Y cómo olvidar esos grandiosos, fastuosos movimientos de grúa, uno de los grandes distintivos del celuloide USA expendido en cualquier época, con que se filmaron a esos rebeldes sureños convalecientes en una inabarcable estación, a lo largo y ancho de alargadas vías de ferrocarril.
Escuchada una vez, imposible sacudirse esos épicos acordes de la banda sonora compuesta por ese genio llamado Max Steiner (“Casablanca”).
O cómo no recordar por siempre jamás ese momento apabullante de Leigh espetando junto a un imponente árbol ese “a Dios pongo por testigo”, manufacturado con tintes y formas que más bien parecen sombras chinescas… una silueta femenina difícilmente olvidable jamás.
Estamos hablando, claro, del Hollywood más desmelenado y glamuroso, el que no tenía reparos en mostrar lo que fuera necesario y de la manera más llamativa posible.

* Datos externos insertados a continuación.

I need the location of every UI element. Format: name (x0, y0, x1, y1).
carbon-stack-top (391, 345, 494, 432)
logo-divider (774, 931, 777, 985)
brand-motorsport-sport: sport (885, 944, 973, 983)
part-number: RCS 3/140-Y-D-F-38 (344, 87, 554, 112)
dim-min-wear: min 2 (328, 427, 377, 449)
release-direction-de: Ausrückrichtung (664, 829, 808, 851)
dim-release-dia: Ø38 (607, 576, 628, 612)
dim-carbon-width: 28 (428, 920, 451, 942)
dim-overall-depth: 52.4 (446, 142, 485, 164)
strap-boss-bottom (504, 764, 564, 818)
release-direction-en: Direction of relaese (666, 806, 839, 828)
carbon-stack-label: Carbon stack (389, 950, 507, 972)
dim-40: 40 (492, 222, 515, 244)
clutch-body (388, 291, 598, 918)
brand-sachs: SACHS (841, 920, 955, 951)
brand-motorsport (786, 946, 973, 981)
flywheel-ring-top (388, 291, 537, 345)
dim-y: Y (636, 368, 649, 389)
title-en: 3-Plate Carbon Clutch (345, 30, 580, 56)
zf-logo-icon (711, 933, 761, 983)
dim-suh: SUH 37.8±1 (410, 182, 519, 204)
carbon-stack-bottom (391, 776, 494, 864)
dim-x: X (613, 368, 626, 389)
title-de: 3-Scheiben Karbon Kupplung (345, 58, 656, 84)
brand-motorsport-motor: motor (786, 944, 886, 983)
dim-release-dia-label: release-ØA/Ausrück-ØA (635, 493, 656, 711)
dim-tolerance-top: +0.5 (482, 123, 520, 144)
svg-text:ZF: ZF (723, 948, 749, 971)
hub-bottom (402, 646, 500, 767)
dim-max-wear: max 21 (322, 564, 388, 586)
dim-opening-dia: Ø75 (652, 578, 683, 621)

Llegado a este punto cómo no señalar la fascinación ejercida en todo momento por esa característica mansión sureña, los Doce Robles, símbolo y estilo de un tiempo, una época, una manera de vivir que se extinguen irremisiblemente. Cómo no admirar, o rendir pleitesía ante esa oda de ese Sur por otra parte repugnantemente esclavista y que, pese a ello, pese a esta barbaridad, fue recreado por artistas y profesionales yanquis que no tuvieron inconveniente en hacer alabanzas de otros aspectos del que fuera enemigo ¿Se imaginan en España una a oda a rojos o azules por parte del respectivo bando contrario?
En cuanto a la firma del director, aunque todos los que desfilaron por esta magna, mastodóntica empresa, fueron excepcionales, incluyendo el que le puso la rúbrica definitiva, Victor Fleming, responsable ese mismo año de otro título glorioso para tantos de nosotros y ya en el imaginario popular, “El mago de Oz”, acabó resultando más bien un hecho meramente anecdótico. Fue un proyecto casi exclusivo, es un decir claro, concebido y pergeñado por el colosal e imperial magnate/productor David O´Selznick, y diseñado en previo “story board” por el más grande y laureado director artístico de todos los tiempos en el terreno del celuloide, William Cameron Menzies.
Constituye por tanto otra prueba suprema, la demostración diáfana y palpable de que esta adictiva manifestación artística que es el Séptimo Arte acaba siendo una labor de equipo.
Todo es aquí gigantesco. Pasarán los siglos y será una de las pruebas más irrefutables de lo que ha supuesto, de lo que es el CINE con mayúsculas. Seguro que volveré a recaer y dejarme mecer por sus poderosas imágenes unas cuantas decenas de veces. Jamás me ha llegado a provocar fatiga alguna, pese a sus más de 3 horas y media de duración, y sus innumerables visionados… pues a estas alturas ya he perdido la cuenta del número exacto.